WRS began working with mesoscale physical models in 2011 when it was contracted to design a bank stabilization project on the North Platte River near the Nebraska/Wyoming boarder (Figure 2). At issue was the need to stabilize her approach to the weir so that it would yield a consistent discharge rating. The analysis plan was to conduct a 1-D HEC-RAS analysis to establish water levels, and boundary conditions to support more advanced modeling. The advanced modeling was to conduct 2-dimensional numeric analysis and physical modeling concurrently. Countermeasures consisting of bendway weirs were to be designed and tested in the numeric and physical models concurrently believing that the physical and numeric models would inform each other. In practice however, building a finite element mesh, and validating a stable numeric model is time consuming requiring significant skilled labor, and every geometric change to the bendway weir design necessitated a time consuming re-meshing running of the numeric model. In contrast, once the physical model was constructed and validated to the HEC-RAS boundary conditions, the design team could in a matter of hours evaluate, and receive nearly instant feedback from the physical model. As a consequence, a preliminary design of the optimum bendway weir arrangement was obtained on a matter hours.
The overall size of the model was less than 4m long and 1.5 m wide. With the size limitations the horizontal scaling was 70:1. This model had a distortion of 3.5 which is near the upper limit of which we like to work. Currently, most of our models are distorted by a ratio of 2.5 or less. It became clear early in this project that only optimum bendway weir arrangement needed to be analyzed using the numeric 2-D model, from which the concept of Physical-First was developed. In this methodology the physical model is built, tested and modified to determent the best design to meet the requirements of the project. Optimum project conditions obtained from the physical model are then modeled using a multi-dimensional model. In early projects 2-D models such as RMA-2 or Flow 2-D were commonly used. Currently, almost all of our physical modeling projects are also being numerically modeled in 3-Dimensional. The physical model provides one of the only ways to validate the numeric models because it is seldom that project flow conditions can be observed in the field. Once the numeric model is validated to project conditions, the numeric results of local flow depths and velocities can be determined for final sizing and dimensioning of the final project. For example the velocities derived from the two-dimensional Platte River model were used design the weirs so that they would not move. Approximately 18 months after construction, the Platte River weirs are were performing as anticipated from the models.
This approach to conducting combined multi-dimensional numerical and physical hydrodynamic modeling has been successfully applied to several 4 channel and bridge projects on Brush Creek in Mission Hills, Kansas, and for a spillway redesign and renovation for Kansas Fish and Wildlife.
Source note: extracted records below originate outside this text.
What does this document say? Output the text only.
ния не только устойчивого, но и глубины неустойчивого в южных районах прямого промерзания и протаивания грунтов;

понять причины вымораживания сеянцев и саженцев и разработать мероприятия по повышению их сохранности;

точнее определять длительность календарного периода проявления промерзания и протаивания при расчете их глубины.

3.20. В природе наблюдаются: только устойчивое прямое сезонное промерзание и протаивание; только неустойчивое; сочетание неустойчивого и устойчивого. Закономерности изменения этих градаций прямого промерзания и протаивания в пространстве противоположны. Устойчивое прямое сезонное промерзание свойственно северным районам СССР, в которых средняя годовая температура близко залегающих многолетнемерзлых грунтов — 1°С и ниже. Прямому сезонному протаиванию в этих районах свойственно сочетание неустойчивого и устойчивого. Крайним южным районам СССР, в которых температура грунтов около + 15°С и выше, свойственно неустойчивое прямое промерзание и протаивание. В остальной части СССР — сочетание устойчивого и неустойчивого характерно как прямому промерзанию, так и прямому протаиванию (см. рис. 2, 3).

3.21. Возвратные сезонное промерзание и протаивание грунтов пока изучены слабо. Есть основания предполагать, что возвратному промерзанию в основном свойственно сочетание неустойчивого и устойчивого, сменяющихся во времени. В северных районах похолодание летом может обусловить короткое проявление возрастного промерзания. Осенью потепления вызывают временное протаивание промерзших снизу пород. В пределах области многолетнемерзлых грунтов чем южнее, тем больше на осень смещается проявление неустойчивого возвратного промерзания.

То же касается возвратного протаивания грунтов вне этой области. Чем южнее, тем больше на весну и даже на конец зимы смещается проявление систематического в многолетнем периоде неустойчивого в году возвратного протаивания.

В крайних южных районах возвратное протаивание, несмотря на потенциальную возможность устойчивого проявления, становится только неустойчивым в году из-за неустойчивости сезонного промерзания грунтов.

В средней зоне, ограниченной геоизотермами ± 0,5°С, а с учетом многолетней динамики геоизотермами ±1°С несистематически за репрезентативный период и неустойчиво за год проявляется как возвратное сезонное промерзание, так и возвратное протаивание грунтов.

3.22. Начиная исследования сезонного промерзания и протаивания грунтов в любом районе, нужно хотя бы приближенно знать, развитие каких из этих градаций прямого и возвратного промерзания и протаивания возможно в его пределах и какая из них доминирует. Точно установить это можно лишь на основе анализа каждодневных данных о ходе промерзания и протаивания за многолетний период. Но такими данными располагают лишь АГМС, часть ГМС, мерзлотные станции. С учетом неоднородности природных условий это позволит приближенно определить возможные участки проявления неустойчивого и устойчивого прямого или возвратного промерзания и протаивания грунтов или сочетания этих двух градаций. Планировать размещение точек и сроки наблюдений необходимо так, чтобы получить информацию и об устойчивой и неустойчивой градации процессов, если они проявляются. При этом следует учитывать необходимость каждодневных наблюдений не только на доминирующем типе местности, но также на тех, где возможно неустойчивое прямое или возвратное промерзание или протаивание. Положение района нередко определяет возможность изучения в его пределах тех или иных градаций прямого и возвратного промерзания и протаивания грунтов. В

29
The Physical-First has evolved with each project we have conducted. In many ways the rational for these models is similar to that of larger models, namely that the usage of physical models provide a much greater insight to the complex three-dimensional hydrodynamic processes associated with each project. This allows for the analysis and design to specifically target geometries of structures and countermeasures to minimize adverse hydraulic and erosional conditions. ADVANTAGES The primary advantage of using mesoscale models and a physical first approach is primarily economic which will be discussed in the next presentation of this series. However, it is our experience that, although the design, construction and testing of the physical models add a modest amount to the cost to engineer and design. However, these costs are significantly offset by cost savings elsewhere. In every physical model these authors have conducted (including all of the authors earlier models), we have always observed unexpected hydraulic phenomenon. In the Platte River model, the 2-D analysis of existing conditions showed a strong transvers velocity vector immediately upstream of the weir and aligned parallel to the weir plate pointing from the right side of the weir to the left. Without the physical model, this vector was considered to be an anomaly of the numeric model. Only when the physical model was tested, did we learn that the vector represented the core of a transverse vortex that scoured nearly all of the material upstream of the weir (Figure 4). Although the 2-dimensional model identified an issue at this location, The tactile nature of the physical models is a distinct advantage especially when working with clients, city councils, planning commissions, and funding agencies. The physical models allow for clear explanation of complex concepts that are not easily explained using words charts and graphs. What-If scenarios can often be quickly demonstrated to an often interested yet skeptical constituency. Projects are streamlined because client and regulator buy-in is more easily accomplished.